One painful thing about South Asia including India is that it is not prepared for sudden disasters. In Kerala, it is the local population that has created a system of watching the levels of rivers and rain with the help of village volunteers. These people keep a keen look on certain marked levels whenever it rains and warn people on WhatsApp to save themselves are their belongings. As far as the government is concerned, neither the Central nor the state has done anything worthwhile to mention. In India, the future of a political party has become more important than the lives of people hence, it is the blame game which appears more in the public domain than any concrete action plan.

Not many countries are taking global warming seriously except for superfluous talks by political leaders because the majority of the global population has become Godobsessed. People are fighting verbal wars to save the all-powerful, omnipotent gods of their own creation rather than doing something to cool the warming planet. There would be extreme weather events in the not-sodistant future because of huge changes in the oceanic atmosphere. Remember that oceans are a reservoir of continuous heat that supports all weather events including drought, cyclones and downpours across the globe. Scientists know this but they don’t fully understand these changes and their effects on monsoons.
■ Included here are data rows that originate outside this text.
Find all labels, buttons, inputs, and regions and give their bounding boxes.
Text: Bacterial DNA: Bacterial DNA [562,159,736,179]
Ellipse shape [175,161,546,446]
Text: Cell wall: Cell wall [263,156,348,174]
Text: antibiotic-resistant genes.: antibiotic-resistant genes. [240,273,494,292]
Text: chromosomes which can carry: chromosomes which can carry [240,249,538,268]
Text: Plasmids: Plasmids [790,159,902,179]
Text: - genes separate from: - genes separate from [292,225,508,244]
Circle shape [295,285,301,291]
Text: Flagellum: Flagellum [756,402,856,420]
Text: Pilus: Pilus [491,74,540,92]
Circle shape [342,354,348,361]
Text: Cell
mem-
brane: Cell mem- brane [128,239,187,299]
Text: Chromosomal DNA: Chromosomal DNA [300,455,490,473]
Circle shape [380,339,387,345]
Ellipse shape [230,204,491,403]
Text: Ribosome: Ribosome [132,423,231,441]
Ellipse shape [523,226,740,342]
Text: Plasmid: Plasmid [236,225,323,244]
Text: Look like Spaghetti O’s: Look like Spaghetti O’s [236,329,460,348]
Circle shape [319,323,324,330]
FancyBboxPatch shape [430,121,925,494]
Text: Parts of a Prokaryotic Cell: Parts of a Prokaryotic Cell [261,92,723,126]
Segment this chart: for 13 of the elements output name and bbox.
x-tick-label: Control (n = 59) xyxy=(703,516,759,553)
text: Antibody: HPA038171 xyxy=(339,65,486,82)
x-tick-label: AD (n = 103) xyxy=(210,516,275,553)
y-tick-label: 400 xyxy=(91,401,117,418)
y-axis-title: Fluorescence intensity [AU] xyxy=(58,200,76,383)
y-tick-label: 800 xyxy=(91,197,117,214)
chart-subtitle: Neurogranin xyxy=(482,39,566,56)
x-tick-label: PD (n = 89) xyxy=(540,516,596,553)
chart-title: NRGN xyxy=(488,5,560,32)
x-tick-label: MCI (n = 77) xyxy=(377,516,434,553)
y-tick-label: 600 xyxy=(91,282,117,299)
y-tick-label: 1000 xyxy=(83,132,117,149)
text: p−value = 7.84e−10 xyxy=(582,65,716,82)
South Asia is home to 60 per cent of the global population where people depend on rain for their survival including food and other resources of life. The majority of these people, including the urban well-off population, have no reserve food stock at home. This makes this part of the world highly vulnerable to climatic changes. With political bosses deeply engrossed in power games, it is the duty of every thinking citizen to start taking action at the community level.